Maybe it was the hypnotic allure of the flowing silver-coloured liquid that made it such a hot commodity; the metal found its way into the bloodstreams of some very important people, including Abraham Lincoln, whose fits of rage may have resulted from the mercury in a then-popular blue pill, and the first emperor of China, Qin Shi Huang, who likely died from the mercury-laden pills that he thought would grant him immortality.
Once you've got mercury in your bloodstream, good luck getting rid of it: the neurotoxic element accumulates over multiple doses. At its worst, mercury poisoning can cause paralysis, insanity, loss of motor control and death...and it never really did much to cure either syphilis or mortality either.
If the brain wasn't working right, why not just take part of it out? That was kind of the logic behind lobotomies, a practice that came of age in the middle of the 20th century.
Doctors were just beginning to understand how the brain worked and had zeroed in on the frontal lobe as the source of all kinds of problems - most notably, schizophrenia. From there, they took things one step (or maybe 20) too far.
While the first attempts at lobotomies date back to the 1890s, the technique didn't become popular until the 1930s and '40s. One of the more famous lobotomists was Walter Freeman, who travelled the country, ice-pick in hand, ready to plunge it through an eye socket and into the brain.
It's gruesome, terrifying stuff, particularly since many of the lobotomized patients were being treated for things like "youthful defiance." What's more, the technique wasn't much of a success among patients who were genuinely suffering from serious mental illnesses: many of the once erratic-acting patients were in fact calmer, but they were also rendered completely non-reactive and devoid of memories, their intellects and a normal range of emotions.

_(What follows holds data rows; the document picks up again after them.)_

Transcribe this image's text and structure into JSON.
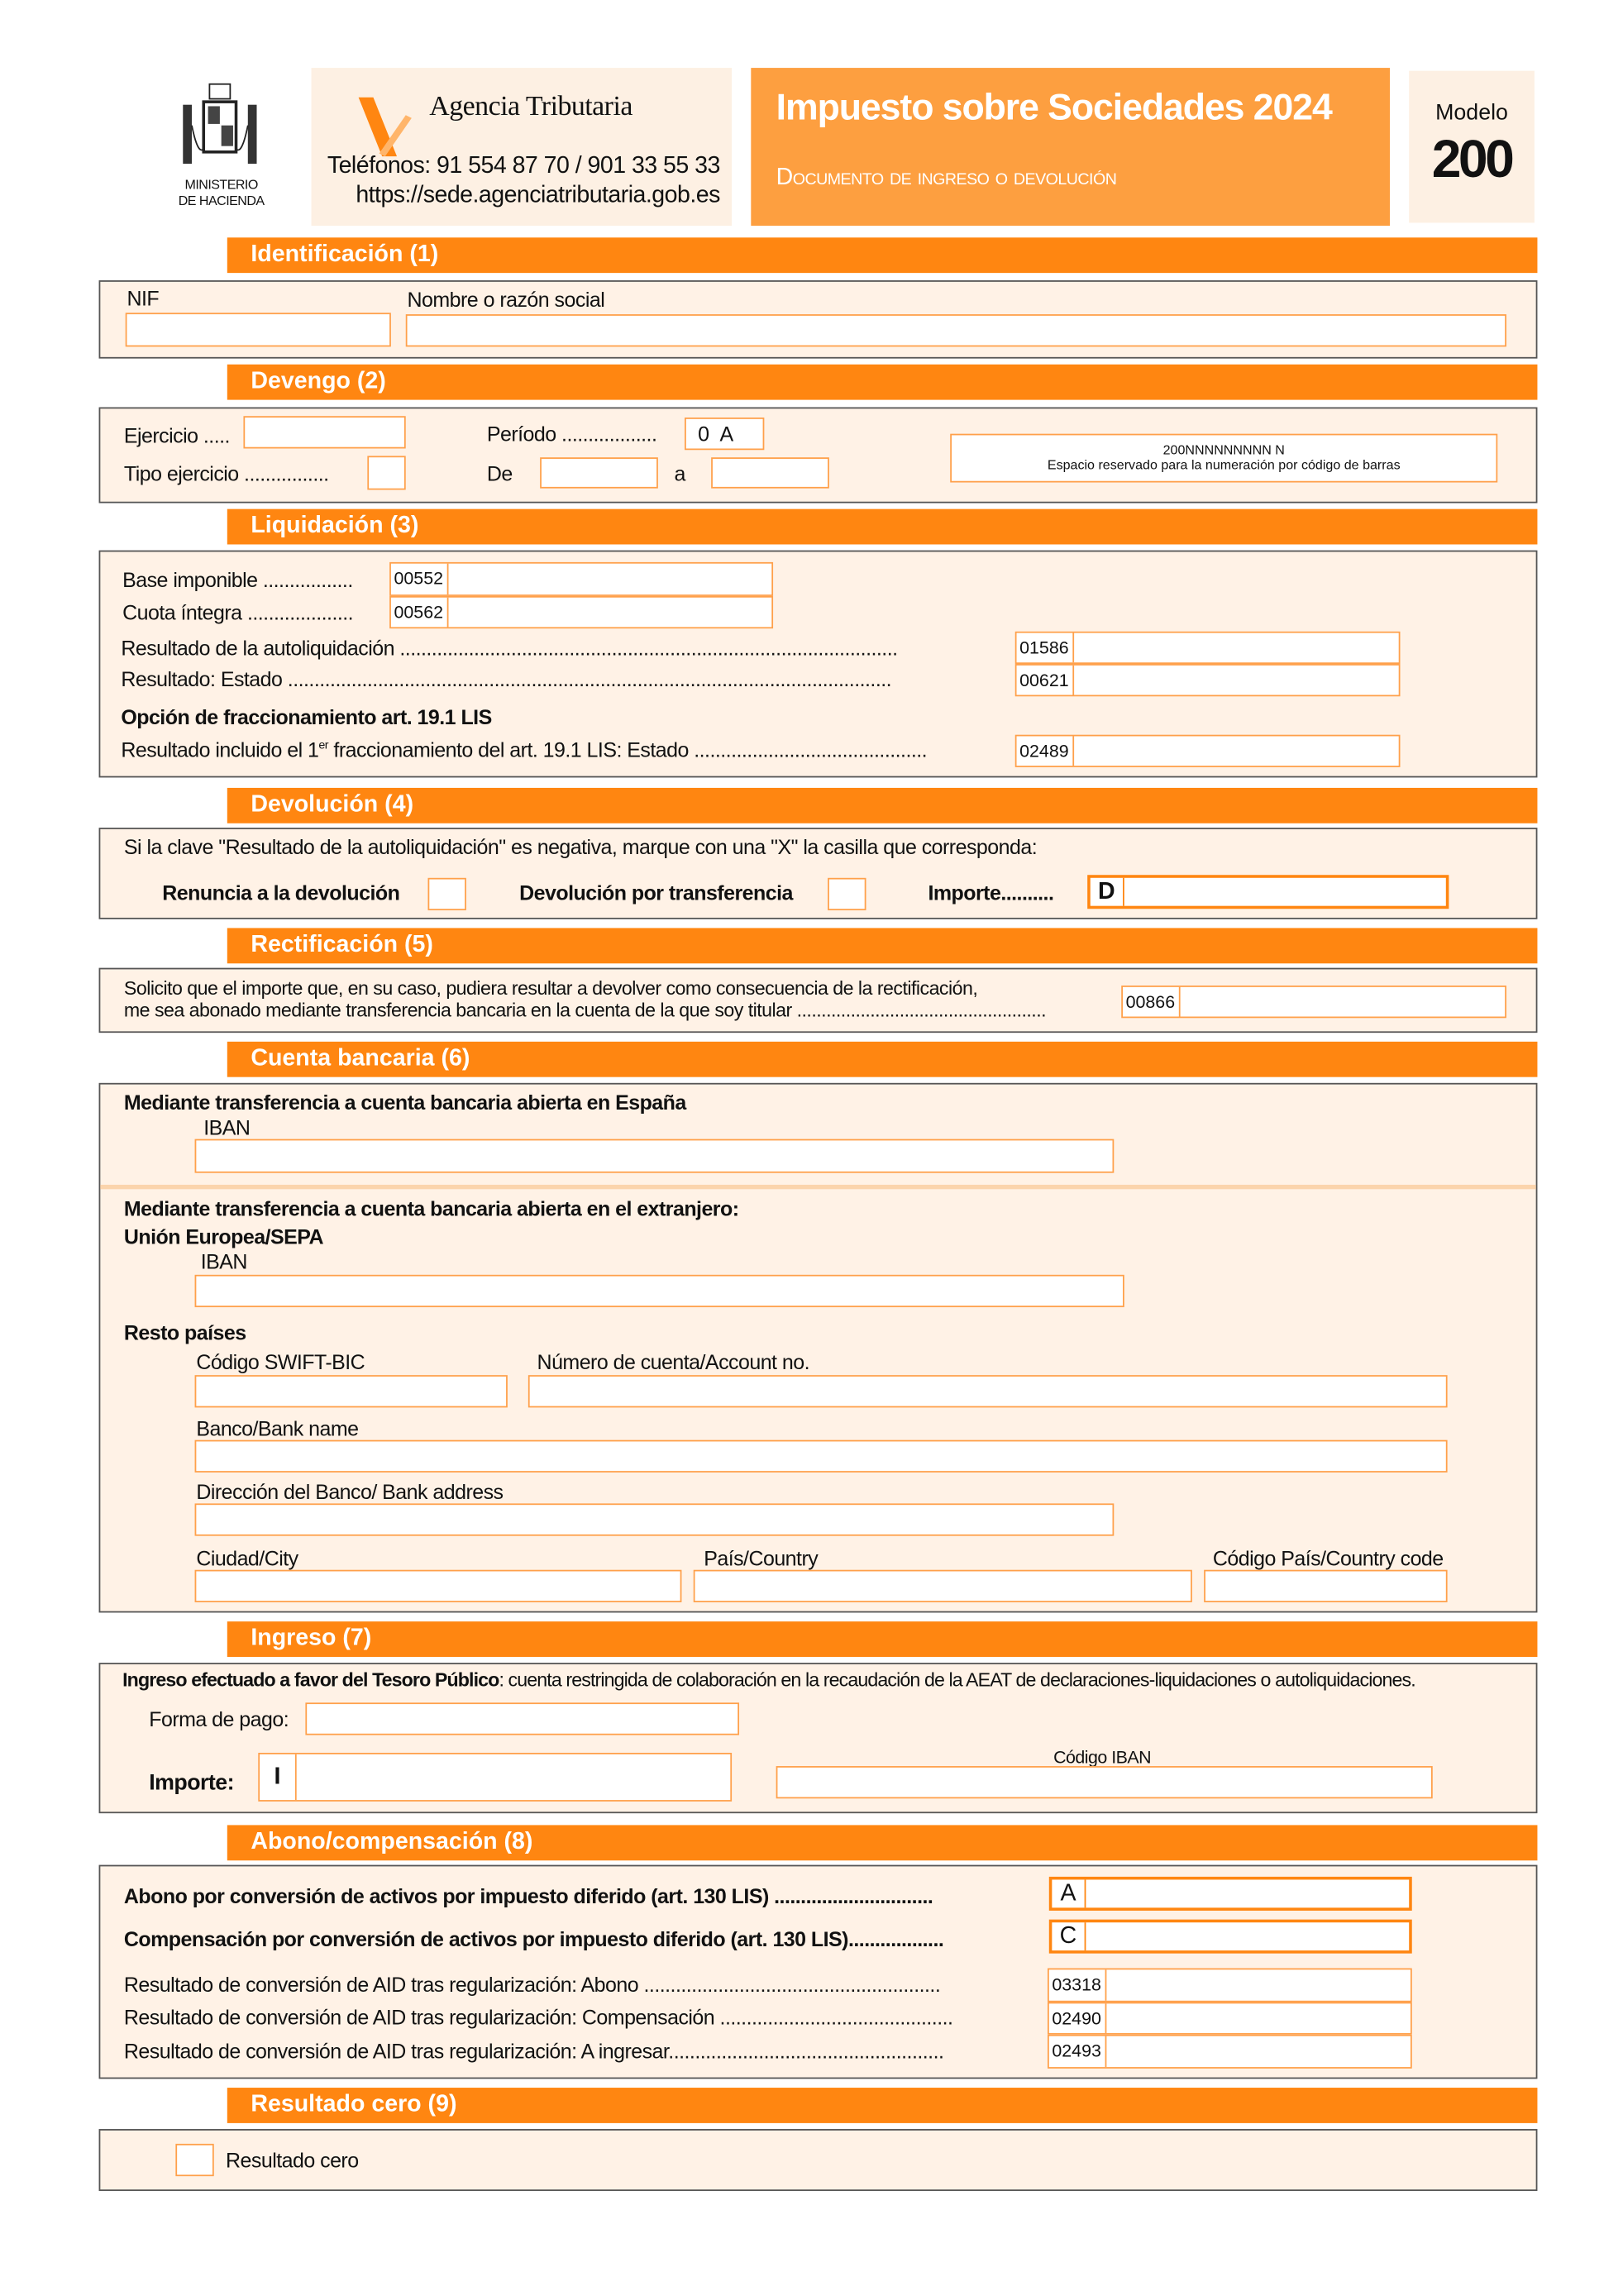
{
  "header": {
    "ministry_line1": "MINISTERIO",
    "ministry_line2": "DE HACIENDA",
    "agency_name": "Agencia Tributaria",
    "phones": "Teléfonos: 91 554 87 70 / 901 33 55 33",
    "website": "https://sede.agenciatributaria.gob.es",
    "title": "Impuesto sobre Sociedades 2024",
    "subtitle": "Documento de ingreso o devolución",
    "modelo_label": "Modelo",
    "modelo_number": "200"
  },
  "colors": {
    "section_header": "#ff8611",
    "title_box": "#fd9f40",
    "panel_bg": "#fff2e6",
    "field_border": "#ffa04a"
  },
  "s1": {
    "title": "Identificación (1)",
    "nif": "NIF",
    "nombre": "Nombre o razón social"
  },
  "s2": {
    "title": "Devengo (2)",
    "ejercicio": "Ejercicio .....",
    "tipo": "Tipo ejercicio ................",
    "periodo": "Período ..................",
    "periodo_value": "0  A",
    "de": "De",
    "a": "a",
    "barcode_number": "200NNNNNNNNN N",
    "barcode_note": "Espacio reservado para la numeración por código de barras"
  },
  "s3": {
    "title": "Liquidación (3)",
    "base": "Base imponible .................",
    "base_code": "00552",
    "cuota": "Cuota íntegra ....................",
    "cuota_code": "00562",
    "res_auto": "Resultado de la autoliquidación ..............................................................................................",
    "res_auto_code": "01586",
    "res_estado": "Resultado: Estado ..................................................................................................................",
    "res_estado_code": "00621",
    "opcion": "Opción de fraccionamiento art. 19.1 LIS",
    "res_incl_a": "Resultado incluido el 1",
    "res_incl_sup": "er",
    "res_incl_b": " fraccionamiento del art. 19.1 LIS: Estado ............................................",
    "res_incl_code": "02489"
  },
  "s4": {
    "title": "Devolución (4)",
    "instr": "Si la clave \"Resultado de la autoliquidación\" es negativa, marque con una \"X\" la casilla que corresponda:",
    "renuncia": "Renuncia a la devolución",
    "transferencia": "Devolución por transferencia",
    "importe": "Importe..........",
    "importe_letter": "D"
  },
  "s5": {
    "title": "Rectificación (5)",
    "line1": "Solicito que el importe que, en su caso, pudiera resultar a devolver como consecuencia de la rectificación,",
    "line2": "me sea abonado mediante transferencia bancaria en la cuenta de la que soy titular ...................................................",
    "code": "00866"
  },
  "s6": {
    "title": "Cuenta bancaria (6)",
    "espana": "Mediante transferencia a cuenta bancaria abierta en España",
    "iban": "IBAN",
    "extranjero": "Mediante transferencia a cuenta bancaria abierta en el extranjero:",
    "ue": "Unión Europea/SEPA",
    "iban2": "IBAN",
    "resto": "Resto países",
    "swift": "Código SWIFT-BIC",
    "cuenta": "Número de cuenta/Account no.",
    "banco": "Banco/Bank name",
    "direccion": "Dirección del Banco/ Bank address",
    "ciudad": "Ciudad/City",
    "pais": "País/Country",
    "codigo_pais": "Código País/Country code"
  },
  "s7": {
    "title": "Ingreso (7)",
    "desc_bold": "Ingreso efectuado a favor del Tesoro Público",
    "desc": ": cuenta restringida de colaboración en la recaudación de la AEAT de declaraciones-liquidaciones o autoliquidaciones.",
    "forma_pago": "Forma de pago:",
    "importe": "Importe:",
    "importe_letter": "I",
    "codigo_iban": "Código IBAN"
  },
  "s8": {
    "title": "Abono/compensación (8)",
    "abono": "Abono por conversión de activos por impuesto diferido (art. 130 LIS) ..............................",
    "abono_letter": "A",
    "comp": "Compensación por conversión de activos por impuesto diferido (art. 130 LIS)..................",
    "comp_letter": "C",
    "r1": "Resultado de conversión de AID tras regularización: Abono ........................................................",
    "r1_code": "03318",
    "r2": "Resultado de conversión de AID tras regularización: Compensación ............................................",
    "r2_code": "02490",
    "r3": "Resultado de conversión de AID tras regularización: A ingresar....................................................",
    "r3_code": "02493"
  },
  "s9": {
    "title": "Resultado cero (9)",
    "label": "Resultado cero"
  }
}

That doesn't sound like a mentally well person.
You need it like a hole in the head...no, really, you do, because this cure is, literally, a hole in the head.

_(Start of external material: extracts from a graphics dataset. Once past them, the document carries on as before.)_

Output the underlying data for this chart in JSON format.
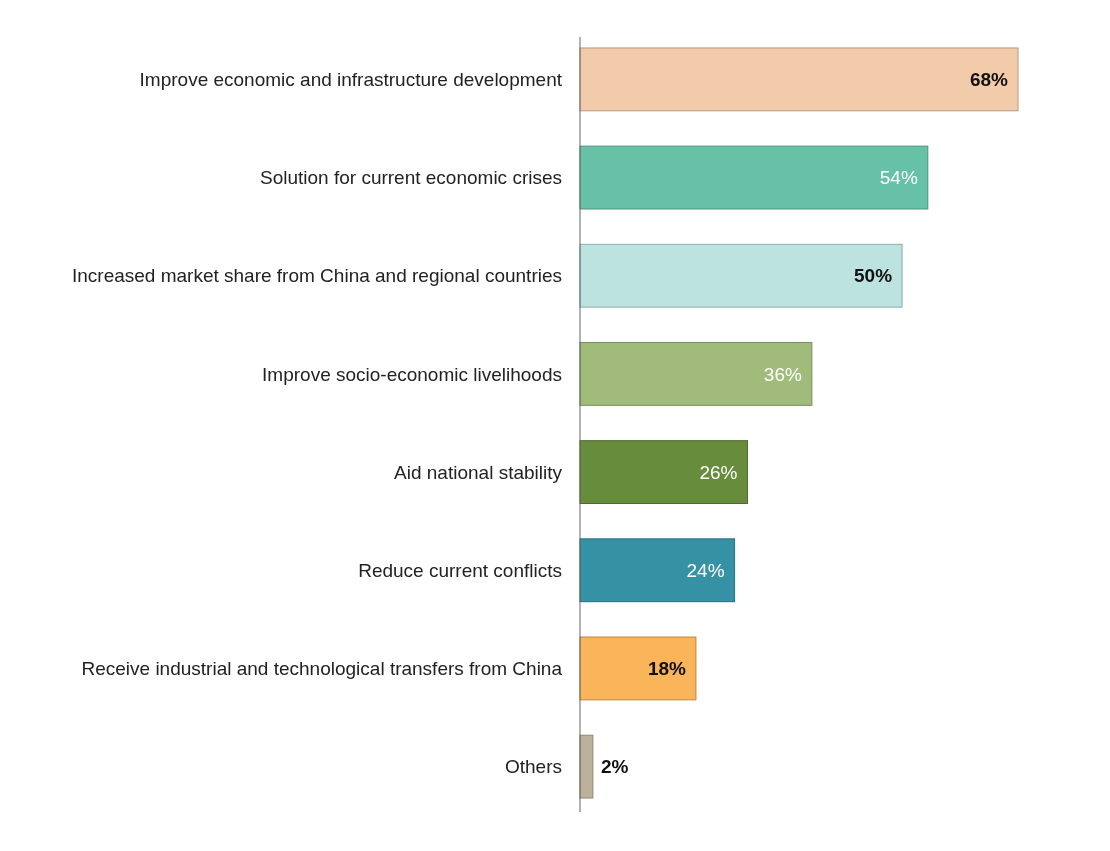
{
  "chart_data": {
    "type": "bar",
    "orientation": "horizontal",
    "categories": [
      "Improve economic and infrastructure development",
      "Solution for current economic crises",
      "Increased market share from China and regional countries",
      "Improve socio-economic livelihoods",
      "Aid national stability",
      "Reduce current conflicts",
      "Receive industrial and technological transfers from China",
      "Others"
    ],
    "values": [
      68,
      54,
      50,
      36,
      26,
      24,
      18,
      2
    ],
    "colors": [
      "#f2cbaa",
      "#66c1a6",
      "#bce3df",
      "#a1bb7a",
      "#668c3c",
      "#3592a4",
      "#fab45a",
      "#bcb29c"
    ],
    "value_labels": [
      "68%",
      "54%",
      "50%",
      "36%",
      "26%",
      "24%",
      "18%",
      "2%"
    ]
  }
}
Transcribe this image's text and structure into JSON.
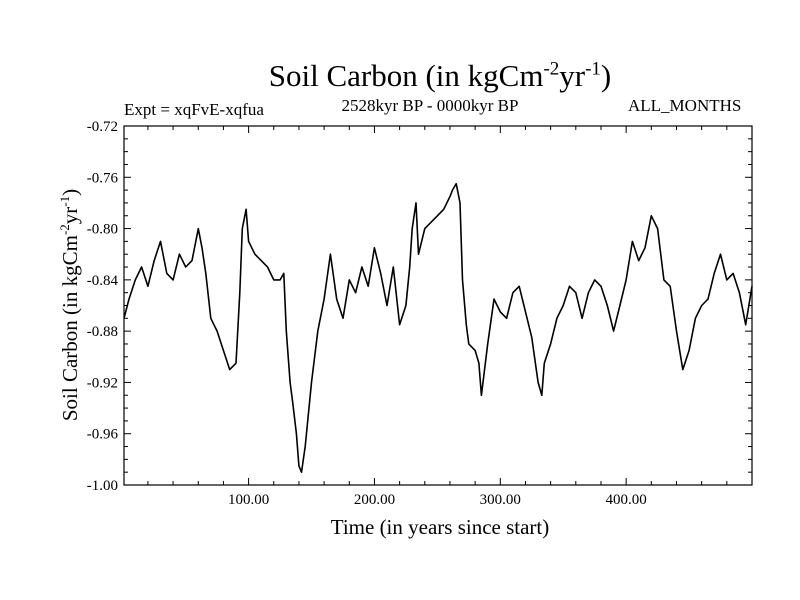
{
  "chart_data": {
    "type": "line",
    "title_main": "Soil Carbon (in kgCm",
    "title_sup1": "-2",
    "title_mid": "yr",
    "title_sup2": "-1",
    "title_end": ")",
    "expt": "Expt = xqFvE-xqfua",
    "period": "2528kyr BP - 0000kyr BP",
    "months": "ALL_MONTHS",
    "xlabel": "Time (in years since start)",
    "ylabel_main": "Soil Carbon (in kgCm",
    "ylabel_sup1": "-2",
    "ylabel_mid": "yr",
    "ylabel_sup2": "-1",
    "ylabel_end": ")",
    "xlim": [
      1,
      500
    ],
    "ylim": [
      -1.0,
      -0.72
    ],
    "xticks": [
      100,
      200,
      300,
      400
    ],
    "xtick_labels": [
      "100.00",
      "200.00",
      "300.00",
      "400.00"
    ],
    "yticks": [
      -1.0,
      -0.96,
      -0.92,
      -0.88,
      -0.84,
      -0.8,
      -0.76,
      -0.72
    ],
    "ytick_labels": [
      "-1.00",
      "-0.96",
      "-0.92",
      "-0.88",
      "-0.84",
      "-0.80",
      "-0.76",
      "-0.72"
    ],
    "series": [
      {
        "name": "Soil Carbon",
        "x": [
          1,
          5,
          10,
          15,
          20,
          25,
          30,
          35,
          40,
          45,
          50,
          55,
          60,
          63,
          66,
          70,
          75,
          80,
          85,
          90,
          93,
          95,
          98,
          100,
          105,
          110,
          115,
          120,
          125,
          128,
          130,
          133,
          135,
          138,
          140,
          142,
          145,
          150,
          155,
          160,
          165,
          170,
          175,
          180,
          185,
          190,
          195,
          200,
          205,
          210,
          215,
          220,
          225,
          228,
          230,
          233,
          235,
          240,
          245,
          250,
          255,
          260,
          262,
          265,
          268,
          270,
          273,
          275,
          280,
          283,
          285,
          290,
          295,
          300,
          305,
          310,
          315,
          320,
          325,
          330,
          333,
          335,
          340,
          345,
          350,
          355,
          360,
          365,
          370,
          375,
          380,
          385,
          390,
          395,
          400,
          405,
          410,
          415,
          420,
          425,
          430,
          435,
          440,
          445,
          450,
          455,
          460,
          465,
          470,
          475,
          480,
          485,
          490,
          495,
          500
        ],
        "values": [
          -0.87,
          -0.855,
          -0.84,
          -0.83,
          -0.845,
          -0.825,
          -0.81,
          -0.835,
          -0.84,
          -0.82,
          -0.83,
          -0.825,
          -0.8,
          -0.815,
          -0.835,
          -0.87,
          -0.88,
          -0.895,
          -0.91,
          -0.905,
          -0.85,
          -0.8,
          -0.785,
          -0.81,
          -0.82,
          -0.825,
          -0.83,
          -0.84,
          -0.84,
          -0.835,
          -0.88,
          -0.92,
          -0.935,
          -0.96,
          -0.985,
          -0.99,
          -0.97,
          -0.92,
          -0.88,
          -0.855,
          -0.82,
          -0.855,
          -0.87,
          -0.84,
          -0.85,
          -0.83,
          -0.845,
          -0.815,
          -0.835,
          -0.86,
          -0.83,
          -0.875,
          -0.86,
          -0.83,
          -0.8,
          -0.78,
          -0.82,
          -0.8,
          -0.795,
          -0.79,
          -0.785,
          -0.775,
          -0.77,
          -0.765,
          -0.78,
          -0.84,
          -0.875,
          -0.89,
          -0.895,
          -0.905,
          -0.93,
          -0.89,
          -0.855,
          -0.865,
          -0.87,
          -0.85,
          -0.845,
          -0.865,
          -0.885,
          -0.92,
          -0.93,
          -0.905,
          -0.89,
          -0.87,
          -0.86,
          -0.845,
          -0.85,
          -0.87,
          -0.85,
          -0.84,
          -0.845,
          -0.86,
          -0.88,
          -0.86,
          -0.84,
          -0.81,
          -0.825,
          -0.815,
          -0.79,
          -0.8,
          -0.84,
          -0.845,
          -0.88,
          -0.91,
          -0.895,
          -0.87,
          -0.86,
          -0.855,
          -0.835,
          -0.82,
          -0.84,
          -0.835,
          -0.85,
          -0.875,
          -0.845
        ]
      }
    ]
  }
}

Actually, the hole is in your skull, to be precise, cutting right up to the brain matter. Used to combat a range of ailments, from epilepsy to mental illness, trepanation was once popular among ancient Europeans, Egyptians and Africans.
Doctors drilled into the skull to release demons or increase brain volume or maybe just to freak people out. The scariest thing? In addition to being practiced in limited ways in Africa today, trepanation still has a minor following among a group looking to raise their consciousness, find enlightenment or combat depression.

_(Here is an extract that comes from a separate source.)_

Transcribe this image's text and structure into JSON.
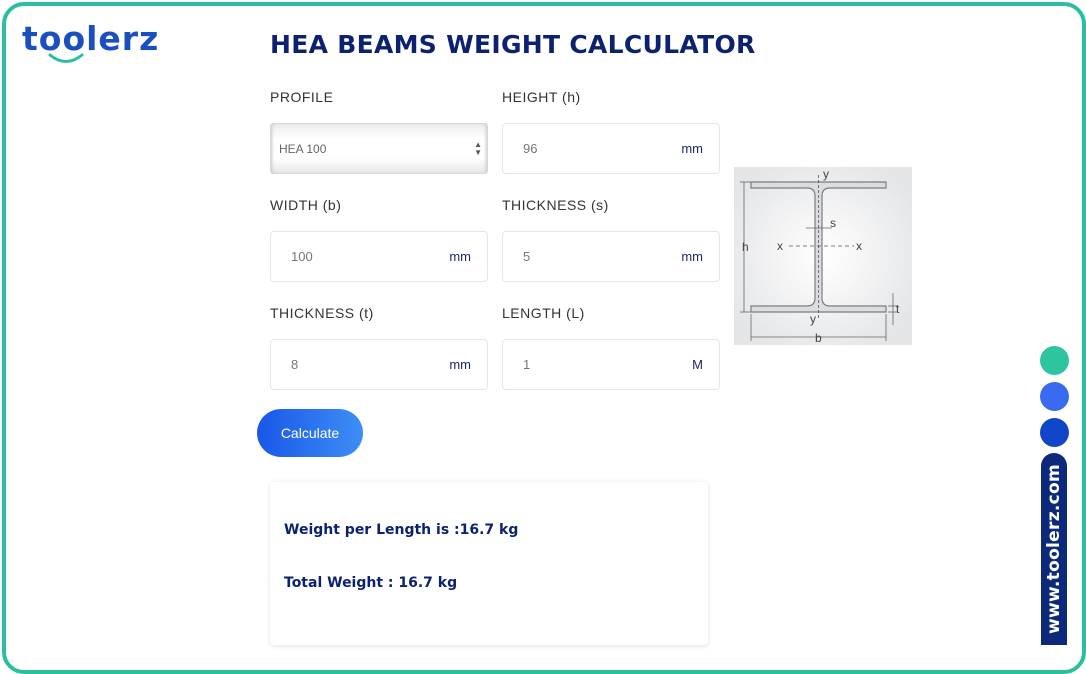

There are plenty out there who will gladly help you drill skull-deep with, no kidding, a power drill. No thanks.
2. Radium Water
In case you needed a reminder that really bad ideas for cures don't have to come from thousands of years ago, let us remind you of radium water.
Maybe the reason this bad idea didn't show up until the 20th century was because we didn't know about radioactivity until then...but once we discovered it, we sure did move fast.
Never mind the cancer, the falling out hair and teeth, the decaying bones, the fatigue or any of the other signs of radiation poisoning - the makers of a whole variety of radioactive cures, including Radithor radium water, insisted that the, um, high-energy water could cure everything from arthritis to high blood pressure to acne.
Geiger counters everywhere clicked out their applause.
Well, without a doubt, if demonic possession is your trouble, exorcism really might be the answer.
But think seriously now: could your ailment be caused by something OTHER than a rogue agent of Satan? If you answered "maybe," then you could probably do without the beatings and screaming that occasionally go with an exorcism.
Kid misbehaving? Therapy might be a better answer.
Excessive mood swings or debilitating depression? We've come a long way with modern psychoactive drugs.
But if you lived in the Middle Ages, back before we understood anything about brain chemistry (or moody teenagers), you might have turned to the church for answers and the prescription for exorcism actually might very well have solved your problem - even if it was only by scaring the victim into a long life of careful submission.